À mon retour de vacances aux États-Unis, en août dernier, j'ai épinglé à mon bureau une caricature d'un journal américain qui ressemble à ceci: un quidam en train de faire le plein de son immense 4x4, en lisant un journal dont la manchette parle de la fuite de pétrole de BP dans le golfe du Mexique, et qui crie: «Dammit Obama! Do something!»

À l'époque, j'avais trouvé ce dessin de Mike Luckovich aussi grinçant que prémonitoire.

Tout l'été, on se plaignait partout aux États-Unis de l'«inaction» du président pour stopper ce désastre. Mais qu'attendait-on de lui exactement? Qu'il plonge dans les eaux du Golfe et qu'il aille lui-même boucher le puits avec son doigt?

En fait, ce n'est pas que les Américains attendaient quelque chose de leur président. Ils cherchaient un responsable à leurs nombreux problèmes. Malgré toutes les réunions d'urgence à la Maison-Blanche et les quelques séjours en Floride, rien n'y fit, Barack Obama devenait le bouc émissaire tout désigné.

La réaction des médias et de la population en général à propos de cette fuite de pétrole ne présageait rien de bon pour les élections de mi-mandat. Et puis, cette fuite, ce n'était rien à côté de la crise économique dans laquelle s'est durablement enlisé notre géant de voisin.

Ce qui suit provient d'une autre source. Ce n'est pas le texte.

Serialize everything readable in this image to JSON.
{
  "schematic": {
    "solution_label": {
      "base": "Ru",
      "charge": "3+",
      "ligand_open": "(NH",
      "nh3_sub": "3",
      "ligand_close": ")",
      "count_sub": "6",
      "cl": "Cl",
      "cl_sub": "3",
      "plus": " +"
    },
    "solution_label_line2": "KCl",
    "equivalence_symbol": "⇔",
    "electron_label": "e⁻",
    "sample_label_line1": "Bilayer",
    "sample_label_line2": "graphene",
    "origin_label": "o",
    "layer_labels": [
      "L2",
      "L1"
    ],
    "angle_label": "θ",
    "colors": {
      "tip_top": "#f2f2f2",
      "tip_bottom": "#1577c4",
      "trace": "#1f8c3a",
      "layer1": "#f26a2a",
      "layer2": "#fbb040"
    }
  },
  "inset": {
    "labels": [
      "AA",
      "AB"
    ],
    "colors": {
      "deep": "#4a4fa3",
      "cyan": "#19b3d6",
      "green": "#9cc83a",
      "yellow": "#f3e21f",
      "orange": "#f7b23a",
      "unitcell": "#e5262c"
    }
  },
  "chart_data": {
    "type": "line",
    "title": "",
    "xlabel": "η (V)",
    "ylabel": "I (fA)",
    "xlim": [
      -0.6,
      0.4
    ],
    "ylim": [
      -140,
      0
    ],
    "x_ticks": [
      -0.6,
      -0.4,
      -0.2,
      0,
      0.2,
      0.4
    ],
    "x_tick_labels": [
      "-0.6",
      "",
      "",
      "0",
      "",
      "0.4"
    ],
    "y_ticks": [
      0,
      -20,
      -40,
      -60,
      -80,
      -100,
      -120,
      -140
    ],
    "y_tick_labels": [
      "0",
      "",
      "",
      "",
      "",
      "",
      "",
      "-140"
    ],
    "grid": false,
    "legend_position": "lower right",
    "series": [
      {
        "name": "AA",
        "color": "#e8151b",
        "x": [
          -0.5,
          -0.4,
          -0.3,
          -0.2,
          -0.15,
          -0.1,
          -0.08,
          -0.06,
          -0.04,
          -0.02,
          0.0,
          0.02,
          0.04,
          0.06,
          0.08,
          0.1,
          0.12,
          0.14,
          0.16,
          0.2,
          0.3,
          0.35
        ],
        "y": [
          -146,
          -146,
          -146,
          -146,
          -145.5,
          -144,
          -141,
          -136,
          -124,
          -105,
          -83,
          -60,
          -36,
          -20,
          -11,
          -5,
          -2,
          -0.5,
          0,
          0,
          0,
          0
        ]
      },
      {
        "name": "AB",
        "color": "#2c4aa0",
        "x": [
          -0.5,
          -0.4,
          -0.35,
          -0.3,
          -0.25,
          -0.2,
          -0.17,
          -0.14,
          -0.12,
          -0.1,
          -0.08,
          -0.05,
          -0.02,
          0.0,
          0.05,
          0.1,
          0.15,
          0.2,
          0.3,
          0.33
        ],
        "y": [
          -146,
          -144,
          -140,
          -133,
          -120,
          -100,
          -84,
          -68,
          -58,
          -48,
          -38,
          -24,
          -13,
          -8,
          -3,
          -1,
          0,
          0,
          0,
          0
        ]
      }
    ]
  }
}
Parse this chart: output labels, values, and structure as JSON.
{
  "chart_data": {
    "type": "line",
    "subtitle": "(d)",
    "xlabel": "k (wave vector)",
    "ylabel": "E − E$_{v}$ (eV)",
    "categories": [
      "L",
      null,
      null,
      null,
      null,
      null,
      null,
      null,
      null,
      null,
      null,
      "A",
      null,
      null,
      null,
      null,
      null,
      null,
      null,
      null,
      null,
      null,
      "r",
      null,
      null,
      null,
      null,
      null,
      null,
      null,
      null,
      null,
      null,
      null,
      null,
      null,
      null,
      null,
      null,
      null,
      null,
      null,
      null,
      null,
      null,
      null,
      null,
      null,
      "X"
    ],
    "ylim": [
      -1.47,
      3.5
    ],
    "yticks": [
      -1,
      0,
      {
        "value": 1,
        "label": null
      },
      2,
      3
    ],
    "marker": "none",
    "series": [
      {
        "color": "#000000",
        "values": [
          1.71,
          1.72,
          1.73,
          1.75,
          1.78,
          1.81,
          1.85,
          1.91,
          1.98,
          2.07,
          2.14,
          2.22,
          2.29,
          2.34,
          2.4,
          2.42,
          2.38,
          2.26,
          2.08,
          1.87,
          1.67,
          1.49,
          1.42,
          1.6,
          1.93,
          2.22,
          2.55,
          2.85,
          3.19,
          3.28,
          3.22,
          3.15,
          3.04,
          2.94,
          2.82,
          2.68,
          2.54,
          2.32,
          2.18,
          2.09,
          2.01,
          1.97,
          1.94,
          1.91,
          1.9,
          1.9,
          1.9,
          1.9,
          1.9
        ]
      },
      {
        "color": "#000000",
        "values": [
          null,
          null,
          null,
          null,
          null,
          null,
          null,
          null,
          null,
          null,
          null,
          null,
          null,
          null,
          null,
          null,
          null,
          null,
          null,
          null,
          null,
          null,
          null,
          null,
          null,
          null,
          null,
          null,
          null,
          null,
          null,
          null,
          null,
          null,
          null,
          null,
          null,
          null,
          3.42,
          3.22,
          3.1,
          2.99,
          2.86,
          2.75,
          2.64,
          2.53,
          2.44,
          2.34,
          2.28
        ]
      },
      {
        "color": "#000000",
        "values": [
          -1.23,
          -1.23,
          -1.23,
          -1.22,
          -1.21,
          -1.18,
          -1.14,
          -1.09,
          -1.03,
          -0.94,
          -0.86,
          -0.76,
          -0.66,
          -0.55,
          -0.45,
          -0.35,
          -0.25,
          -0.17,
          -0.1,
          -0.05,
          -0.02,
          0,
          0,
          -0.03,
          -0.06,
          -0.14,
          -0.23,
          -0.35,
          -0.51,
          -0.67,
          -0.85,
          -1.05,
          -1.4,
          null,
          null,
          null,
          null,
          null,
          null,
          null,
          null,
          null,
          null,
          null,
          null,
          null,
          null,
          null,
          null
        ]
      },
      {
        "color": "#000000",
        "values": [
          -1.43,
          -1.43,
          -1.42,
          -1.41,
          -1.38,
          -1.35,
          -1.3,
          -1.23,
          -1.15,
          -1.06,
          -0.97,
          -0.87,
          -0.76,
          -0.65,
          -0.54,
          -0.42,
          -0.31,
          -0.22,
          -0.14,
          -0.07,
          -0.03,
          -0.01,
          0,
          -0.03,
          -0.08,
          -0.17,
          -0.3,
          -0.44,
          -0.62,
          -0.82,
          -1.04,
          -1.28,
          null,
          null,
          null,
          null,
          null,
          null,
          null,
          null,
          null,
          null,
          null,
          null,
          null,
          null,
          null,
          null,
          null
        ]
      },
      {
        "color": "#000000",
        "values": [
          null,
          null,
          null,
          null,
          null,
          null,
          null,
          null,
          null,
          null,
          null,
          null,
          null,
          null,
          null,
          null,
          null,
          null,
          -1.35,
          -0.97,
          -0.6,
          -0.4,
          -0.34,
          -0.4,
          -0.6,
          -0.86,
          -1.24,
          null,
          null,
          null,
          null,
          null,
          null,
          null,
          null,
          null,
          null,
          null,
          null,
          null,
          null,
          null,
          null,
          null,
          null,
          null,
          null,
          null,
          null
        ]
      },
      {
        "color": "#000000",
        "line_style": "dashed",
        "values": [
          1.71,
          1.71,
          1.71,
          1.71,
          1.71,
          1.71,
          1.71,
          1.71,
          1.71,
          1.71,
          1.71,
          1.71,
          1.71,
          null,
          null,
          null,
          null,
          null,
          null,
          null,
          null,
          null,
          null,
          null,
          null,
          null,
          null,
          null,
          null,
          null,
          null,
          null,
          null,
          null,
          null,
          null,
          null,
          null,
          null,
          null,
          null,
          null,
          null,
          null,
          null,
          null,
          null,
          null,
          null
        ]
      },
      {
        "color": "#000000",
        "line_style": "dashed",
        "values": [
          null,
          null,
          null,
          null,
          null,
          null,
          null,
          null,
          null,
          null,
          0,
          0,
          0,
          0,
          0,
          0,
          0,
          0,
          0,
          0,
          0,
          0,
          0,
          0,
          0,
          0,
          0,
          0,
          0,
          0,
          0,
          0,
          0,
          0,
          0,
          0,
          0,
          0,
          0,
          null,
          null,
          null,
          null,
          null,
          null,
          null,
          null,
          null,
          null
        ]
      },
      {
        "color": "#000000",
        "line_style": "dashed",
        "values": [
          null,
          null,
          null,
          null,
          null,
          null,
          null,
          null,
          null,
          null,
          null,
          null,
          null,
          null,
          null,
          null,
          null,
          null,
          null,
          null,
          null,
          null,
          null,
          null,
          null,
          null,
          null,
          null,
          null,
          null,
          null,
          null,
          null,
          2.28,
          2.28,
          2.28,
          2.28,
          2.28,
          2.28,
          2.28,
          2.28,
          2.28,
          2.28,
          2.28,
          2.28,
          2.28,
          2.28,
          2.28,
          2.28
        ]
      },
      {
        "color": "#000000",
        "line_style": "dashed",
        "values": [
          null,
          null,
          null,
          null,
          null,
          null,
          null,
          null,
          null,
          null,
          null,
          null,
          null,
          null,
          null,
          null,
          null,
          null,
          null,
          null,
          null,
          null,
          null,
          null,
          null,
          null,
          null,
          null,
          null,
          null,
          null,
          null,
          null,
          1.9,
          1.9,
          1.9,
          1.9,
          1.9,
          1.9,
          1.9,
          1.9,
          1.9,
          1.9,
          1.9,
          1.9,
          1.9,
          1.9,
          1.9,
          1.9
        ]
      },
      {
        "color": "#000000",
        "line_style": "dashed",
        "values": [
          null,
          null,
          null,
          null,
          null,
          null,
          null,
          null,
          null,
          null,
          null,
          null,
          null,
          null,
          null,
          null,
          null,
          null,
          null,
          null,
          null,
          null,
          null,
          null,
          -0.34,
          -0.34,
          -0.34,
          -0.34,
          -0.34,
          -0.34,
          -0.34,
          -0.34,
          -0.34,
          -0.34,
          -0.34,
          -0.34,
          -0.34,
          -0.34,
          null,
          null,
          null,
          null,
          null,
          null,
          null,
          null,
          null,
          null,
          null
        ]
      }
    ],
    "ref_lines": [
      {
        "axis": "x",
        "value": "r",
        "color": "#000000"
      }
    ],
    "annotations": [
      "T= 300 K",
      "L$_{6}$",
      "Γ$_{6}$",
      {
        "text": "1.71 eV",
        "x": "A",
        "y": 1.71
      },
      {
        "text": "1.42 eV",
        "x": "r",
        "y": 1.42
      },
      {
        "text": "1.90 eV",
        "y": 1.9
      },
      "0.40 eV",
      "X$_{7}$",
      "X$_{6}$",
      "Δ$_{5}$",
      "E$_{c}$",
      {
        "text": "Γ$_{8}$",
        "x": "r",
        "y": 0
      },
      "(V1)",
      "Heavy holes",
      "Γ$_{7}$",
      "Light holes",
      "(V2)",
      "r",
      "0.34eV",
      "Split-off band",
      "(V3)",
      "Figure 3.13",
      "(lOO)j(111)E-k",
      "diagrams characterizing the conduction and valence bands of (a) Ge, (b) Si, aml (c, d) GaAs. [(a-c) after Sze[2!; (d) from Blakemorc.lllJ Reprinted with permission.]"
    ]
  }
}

Ça aussi, c'était de la faute du président Obama!

On sentait déjà l'été dernier que la formidable vague qui avait porté Obama au pouvoir en novembre 2008 allait l'emporter vers les bas-fonds électoraux avec la même force. Le président «miracle» était pris dans une tempête politique parfaite, qui n'a fait qu'empirer au cours des dernières semaines avec la détérioration constante de l'économie.

L'occasion était trop belle pour les conservateurs (républicains, Tea Party et même indépendants de tendance conservatrice) d'attaquer ce «socialiste» et de lui faire porter la responsabilité de tous les échecs du pays.

Le «miracle» Obama est bel et bien fini. Lors de son ascension vers le pouvoir, on avait assisté à un mouvement de modération et de tolérance. Depuis quelques semaines, l'extrémisme de droite a repris ses pancartes et ses porte-voix, poussant des membres du Tea Party jusqu'à Washington.

Barack Obama a commis quelques graves erreurs depuis deux ans, celle de ne pas trouver les mots pour toucher les Américains au premier chef. Il a déçu dans son propre parti, en plus de mécontenter des gens habituellement peu politisés qui avaient voté pour lui parce qu'ils croyaient au changement qu'il promettait.

Mais il faut dire que la contre-attaque de ses adversaires a été impitoyable. En fait, la force avec laquelle certains l'ont diabolisé n'a d'égale que celle qui en avait pratiquement fait un saint en 2008.

Lorsque 20% des Américains en arrivent à croire que Barack Hussein Obama est... musulman, c'est que la machine à propagande est dangereusement efficace. Et que les électeurs sont dangereusement crédules!

De toute cette longue soirée, mardi, la nouvelle la plus déprimante, quant à moi, est cette annonce de la première sortie médiatique de George W. Bush, prévue cette semaine. Contrairement à Bill Clinton, omniprésent sur les scènes démocrates au cours des dernières semaines, on n'a pas vu W. Le voilà maintenant qui ressort de son ranch, une fois consacrée la victoire de son parti.

Dans leur colère, les électeurs américains ont puni Obama, mais le véritable responsable du piètre état de l'économie, c'est plutôt George W. Bush. C'est lui qui a enlisé son pays en Irak, c'est lui qui a réduit les impôts (en particulier pour les riches), un cadeau empoisonné pour Obama puisque ces baisses d'impôts sont renouvelables cette année.

Maintenant qu'il a perdu le contrôle de la Chambre des représentants, le président Obama ne pourra faire autrement que de reconduire le plan Bush, ce qui aggravera encore davantage la situation.

Et les Américains de droite disent avoir voté républicain pour remettre de l'ordre dans les finances publiques. Allez comprendre...

Mince consolation pour les démocrates: il n'est pas inusité pour le parti au pouvoir de perdre des plumes aux élections de mi-mandat. Seulement deux présidents ont réussi à gagner des sièges dans deux élections consécutives (présidentielles et législatives): Franklin D. Roosevelt en 1932 et 1934 et... George W. Bush en 2002 et en 2004.

Au Canada, le résultat de mardi réjouira évidemment les tenants d'une certaine droite, dont les anciens réformistes et leurs émules.

Chose certaine, on ne peut plus dire, depuis mardi soir, que le Canada, avec son gouvernement conservateur, rame à contre-courant du mouvement dominant chez nos voisins du Sud.